If your engines run on machines other than localhost, set PANCODE_LOCAL_MACHINES in your .env file:

.env
PANCODE_LOCAL_MACHINES=mini=192.168.86.141,dynamo=192.168.86.143

Format: name=address pairs separated by commas. PanCode always scans localhost in addition to any machines listed here.

With 3 machines and 3 engine types, PanCode probes 9 endpoints at boot.

Set model environment variables in your .env file:

.env
PANCODE_MODEL=localhost-ollama/llama3.2
PANCODE_WORKER_MODEL=dynamo-ollama/codellama
PANCODE_SCOUT_MODEL=localhost-ollama/llama3.2

Model references use the format provider/model-id where the provider is machine-engine.

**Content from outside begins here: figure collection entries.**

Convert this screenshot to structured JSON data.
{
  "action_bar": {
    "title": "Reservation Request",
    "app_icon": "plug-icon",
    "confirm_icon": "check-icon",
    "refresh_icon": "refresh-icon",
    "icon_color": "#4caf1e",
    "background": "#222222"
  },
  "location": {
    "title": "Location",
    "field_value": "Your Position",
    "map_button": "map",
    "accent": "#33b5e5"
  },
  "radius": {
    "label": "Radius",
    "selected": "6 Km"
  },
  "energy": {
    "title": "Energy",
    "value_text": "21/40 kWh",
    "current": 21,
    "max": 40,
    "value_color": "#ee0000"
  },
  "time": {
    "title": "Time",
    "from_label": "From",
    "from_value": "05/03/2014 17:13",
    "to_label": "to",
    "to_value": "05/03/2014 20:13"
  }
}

RoleRecommended Characteristics
Orchestrator (PANCODE_MODEL)Strong reasoning, large context window
Worker (PANCODE_WORKER_MODEL)Good at code generation, moderate context
Scout (PANCODE_SCOUT_MODEL)Fast, small, good at following simple instructions

Edit ~/.pancode/panpresets.yaml to define a preset for your fleet:

local:
description: "Local inference via homelab engines"
model: localhost-ollama/llama3.2
workerModel: dynamo-ollama/codellama
scoutModel: localhost-ollama/llama3.2
reasoning: medium
safety: auto-edit
local-max:
description: "Local fleet with high reasoning"
model: mini-lmstudio/qwen2.5-coder-32b
workerModel: dynamo-ollama/codellama
scoutModel: localhost-ollama/llama3.2
reasoning: high
safety: auto-edit

PanCode seeds this file on first run. After that, it never overwrites your edits.

Terminal window
pancode --preset local

Expected output:

[pancode] Preset: local (Local inference via homelab engines)
Starting PanCode session "pancode-a3f2b1"...

PanCode enters the interactive shell after boot completes.

/doctor

Expected output:

Health Report: 7 pass, 0 warn, 0 fail
[OK] runtime-dir Runtime directory exists and is writable
[OK] orphan-workers No active worker processes
[OK] stale-runs No stale runs detected
[OK] provider-health 3 provider(s) tracked, all healthy or degraded
...
/models

Lists all discovered models with their provider, model ID, and capabilities.

/runtimes

Shows registered runtimes (Pi native plus any discovered CLI agents).

/perf

Displays timing for each boot phase. Phases exceeding 500ms are flagged.

Switch to Build mode (Shift+Tab until you see Build), then ask PanCode to perform a task:

You: "Dispatch the scout agent to explore the project structure and report the main directories"

PanCode dispatches a worker subprocess running the scout agent. The worker explores the codebase and returns findings to the orchestrator.

Monitor the dispatch:

/runs # View dispatch history
/metrics # View aggregate statistics
/cost # View per-run cost breakdown

On the first run or with --rediscover, PanCode performs cold discovery:

  1. Probes each machine + engine combination (tiered timeouts: 500ms, then 1000ms)
  2. Lists models from responding endpoints
  3. Matches models against the knowledge base for capability metadata
  4. Writes results to ~/.pancode/model-cache.yaml and ~/.pancode/panproviders.yaml

Average cold boot: ~1150ms (varies with number of machines and endpoints).

On subsequent boots, PanCode reads from ~/.pancode/model-cache.yaml with zero network I/O.

Average warm boot: ~120ms.

After the shell is interactive, PanCode runs a background refresh. If the model count changes, a message appears on stderr. Changes take effect on the next boot.

Terminal window
pancode --rediscover

Ignores the cache and performs full cold discovery. Useful after adding a new engine or machine.

  1. Verify the engine is running: curl http://localhost:11434/api/tags (Ollama)
  2. Check the port matches the expected default
  3. For remote machines, verify network connectivity: ping 192.168.86.141
  4. Run pancode --rediscover to force a fresh scan
  1. Verify the model is loaded in the engine: ollama list
  2. Check /models inside PanCode for the full model list
  3. Model references are case-sensitive and must match exactly

If boot exceeds the 3-second budget:

  1. Run /perf to identify the slow phase
  2. Phase 3 (discovery) is usually the bottleneck on cold boot
  3. Reduce the number of dead endpoints (machines that are off)
  4. Use warm boot (do not pass --rediscover unless needed)